Thursday, March 18, 2010

The Point

So I remembered how I started this bloggy in August to tell stories from my experiences as an intern. Here is one said story...

So I was pouring water down a man's feeding tube yesterday. He has neck cancer so he can't eat solid food and has what is called a PEG tube coming out of his bellybutton. Well, he is very noncompliant and doesn't do his feedings (to feed himself he pours a can of something like Ensure down the tube several times a day). And his labs showed that he was dehydrated... hence the pouring water down his tube. Okay so anyway, I was sitting there with a cup of water in one hand and the tube in the other, and I figure I might as well make conversation (I feel pretty close to him at this point). He said he lives in Country Town* (*name has been changed to protect the innocent), so I asked him what he did in Country Town. His response made me laugh: "My wife and I own the gay bar." As I said, I started laughing because I thought he was kidding. He was not. The end.

You may not think this a funny story. However, if you were to think about a small town in Mississippi having a gay bar, you may start laughing. As I did.

Hmmmm...thinking...thinking....

Got another one!!

Nursing homes have never really been my thing. Long-term care can be pretty depressing. The following story couldn't be any farther away from depressing...

I have been to the nursing home in Pontotoc, MS on three separate occasions during my Tupelo rotation, and there is this older (duh, they are old) couple that caught my eye each time. The wife appears to be much more frail than the husband, and they sit side by side, chairs touching, in the common area all day long (there isn't much to do when you live in a nursing home). So they sit. And while they sit, the husband is constantly leaned over the arm of his chair so that he can be touching the wife's arm/hand at all times. She looks at him and around at other things, but all the while he is looking at her. All day long. As he looks at her, he'll talk to her...to which he receives very little response from his wife (I'm telling you, she is the very definition of frail).
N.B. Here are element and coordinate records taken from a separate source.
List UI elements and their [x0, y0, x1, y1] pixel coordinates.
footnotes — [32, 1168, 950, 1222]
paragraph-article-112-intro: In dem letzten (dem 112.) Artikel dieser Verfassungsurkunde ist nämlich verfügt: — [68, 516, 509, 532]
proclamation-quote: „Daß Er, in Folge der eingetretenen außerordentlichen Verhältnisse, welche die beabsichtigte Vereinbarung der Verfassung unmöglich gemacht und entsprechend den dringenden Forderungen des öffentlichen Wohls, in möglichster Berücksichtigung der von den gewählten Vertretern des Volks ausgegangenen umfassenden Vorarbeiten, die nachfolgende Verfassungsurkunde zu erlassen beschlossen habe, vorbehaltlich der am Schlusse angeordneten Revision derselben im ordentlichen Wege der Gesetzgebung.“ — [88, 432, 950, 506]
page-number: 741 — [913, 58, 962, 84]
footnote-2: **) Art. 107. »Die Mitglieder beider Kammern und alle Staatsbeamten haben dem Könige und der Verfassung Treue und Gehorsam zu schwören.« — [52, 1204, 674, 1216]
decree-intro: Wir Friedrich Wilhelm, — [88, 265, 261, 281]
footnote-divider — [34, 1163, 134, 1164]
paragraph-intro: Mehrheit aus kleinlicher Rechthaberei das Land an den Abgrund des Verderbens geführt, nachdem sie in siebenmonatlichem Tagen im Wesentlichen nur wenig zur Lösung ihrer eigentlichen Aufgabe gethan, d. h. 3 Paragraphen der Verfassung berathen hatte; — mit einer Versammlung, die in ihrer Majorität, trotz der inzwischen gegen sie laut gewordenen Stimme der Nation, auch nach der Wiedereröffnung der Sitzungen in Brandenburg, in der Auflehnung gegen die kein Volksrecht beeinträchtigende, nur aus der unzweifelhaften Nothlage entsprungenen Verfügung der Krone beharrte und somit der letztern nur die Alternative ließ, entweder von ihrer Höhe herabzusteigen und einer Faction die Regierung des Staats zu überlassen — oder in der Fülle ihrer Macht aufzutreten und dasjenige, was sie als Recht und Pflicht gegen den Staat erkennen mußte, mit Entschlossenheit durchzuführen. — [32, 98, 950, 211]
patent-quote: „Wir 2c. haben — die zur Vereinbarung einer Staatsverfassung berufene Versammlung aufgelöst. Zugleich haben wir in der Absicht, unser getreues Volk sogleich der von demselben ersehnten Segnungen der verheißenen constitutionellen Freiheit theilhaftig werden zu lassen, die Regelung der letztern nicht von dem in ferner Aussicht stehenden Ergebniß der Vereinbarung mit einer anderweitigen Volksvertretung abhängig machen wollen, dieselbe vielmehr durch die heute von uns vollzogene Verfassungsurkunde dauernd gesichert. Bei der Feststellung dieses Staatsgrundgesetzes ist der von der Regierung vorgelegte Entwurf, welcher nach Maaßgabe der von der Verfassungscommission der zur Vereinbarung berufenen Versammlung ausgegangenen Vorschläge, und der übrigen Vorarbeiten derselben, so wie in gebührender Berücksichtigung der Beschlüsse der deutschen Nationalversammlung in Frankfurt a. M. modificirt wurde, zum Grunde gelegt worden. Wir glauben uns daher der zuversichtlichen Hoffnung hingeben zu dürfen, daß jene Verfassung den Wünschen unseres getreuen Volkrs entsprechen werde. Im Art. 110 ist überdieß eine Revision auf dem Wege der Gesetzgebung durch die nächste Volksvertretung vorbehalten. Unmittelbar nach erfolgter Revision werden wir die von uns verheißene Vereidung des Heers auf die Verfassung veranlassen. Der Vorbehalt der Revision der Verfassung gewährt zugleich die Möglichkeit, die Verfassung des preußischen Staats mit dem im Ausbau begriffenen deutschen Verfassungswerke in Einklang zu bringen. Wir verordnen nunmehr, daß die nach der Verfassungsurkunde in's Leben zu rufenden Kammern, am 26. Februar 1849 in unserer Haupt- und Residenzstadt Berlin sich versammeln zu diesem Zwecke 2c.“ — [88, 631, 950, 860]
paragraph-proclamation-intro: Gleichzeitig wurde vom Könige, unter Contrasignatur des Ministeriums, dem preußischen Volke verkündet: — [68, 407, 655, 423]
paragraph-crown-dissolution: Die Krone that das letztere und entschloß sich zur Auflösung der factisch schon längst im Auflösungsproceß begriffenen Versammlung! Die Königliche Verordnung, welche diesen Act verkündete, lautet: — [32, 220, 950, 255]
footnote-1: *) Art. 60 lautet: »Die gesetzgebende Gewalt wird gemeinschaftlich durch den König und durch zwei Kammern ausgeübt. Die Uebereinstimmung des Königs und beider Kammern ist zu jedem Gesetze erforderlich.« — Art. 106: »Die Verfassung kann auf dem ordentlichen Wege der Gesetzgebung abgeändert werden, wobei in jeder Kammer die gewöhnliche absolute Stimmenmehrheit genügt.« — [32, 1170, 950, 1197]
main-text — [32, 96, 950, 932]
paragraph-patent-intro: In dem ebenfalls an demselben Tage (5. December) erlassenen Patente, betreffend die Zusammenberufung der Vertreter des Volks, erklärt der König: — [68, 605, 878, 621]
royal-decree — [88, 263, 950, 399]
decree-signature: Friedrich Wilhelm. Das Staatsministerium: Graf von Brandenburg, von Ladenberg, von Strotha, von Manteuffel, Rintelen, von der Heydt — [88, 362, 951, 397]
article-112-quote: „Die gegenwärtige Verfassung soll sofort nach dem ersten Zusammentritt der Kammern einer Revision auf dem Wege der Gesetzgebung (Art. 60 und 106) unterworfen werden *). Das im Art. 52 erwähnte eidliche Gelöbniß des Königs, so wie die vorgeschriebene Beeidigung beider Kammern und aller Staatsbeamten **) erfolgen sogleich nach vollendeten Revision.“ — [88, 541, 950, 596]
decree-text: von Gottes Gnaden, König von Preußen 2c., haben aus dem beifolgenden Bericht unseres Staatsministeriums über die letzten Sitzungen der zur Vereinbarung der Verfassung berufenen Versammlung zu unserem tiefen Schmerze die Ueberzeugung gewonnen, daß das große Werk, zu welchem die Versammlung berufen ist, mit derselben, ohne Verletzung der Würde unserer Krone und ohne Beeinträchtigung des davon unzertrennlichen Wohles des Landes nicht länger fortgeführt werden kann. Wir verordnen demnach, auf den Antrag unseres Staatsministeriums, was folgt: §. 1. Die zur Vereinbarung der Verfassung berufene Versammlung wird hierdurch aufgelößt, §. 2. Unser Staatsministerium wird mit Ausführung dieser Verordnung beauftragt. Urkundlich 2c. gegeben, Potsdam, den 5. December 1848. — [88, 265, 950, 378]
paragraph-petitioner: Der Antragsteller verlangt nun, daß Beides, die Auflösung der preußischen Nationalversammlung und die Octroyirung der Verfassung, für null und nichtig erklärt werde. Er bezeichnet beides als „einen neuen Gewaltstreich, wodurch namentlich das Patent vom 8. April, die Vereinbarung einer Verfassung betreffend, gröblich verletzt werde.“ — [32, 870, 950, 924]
Once I passed by and he was stroking his wife's hair back off of her face. Are you crying yet? Or at least reminded of how you cried when you watched The Notebook for the first time? That's pretty much my story about them, but what a powerful representation of the love between a husband and a wife. At the end of their years this couple still knows what it means to adore someone. Till death do them part.

Love and miss.

1 comment:

  1. i love this. and your story-telling and your blog. and you. AND the picture and books!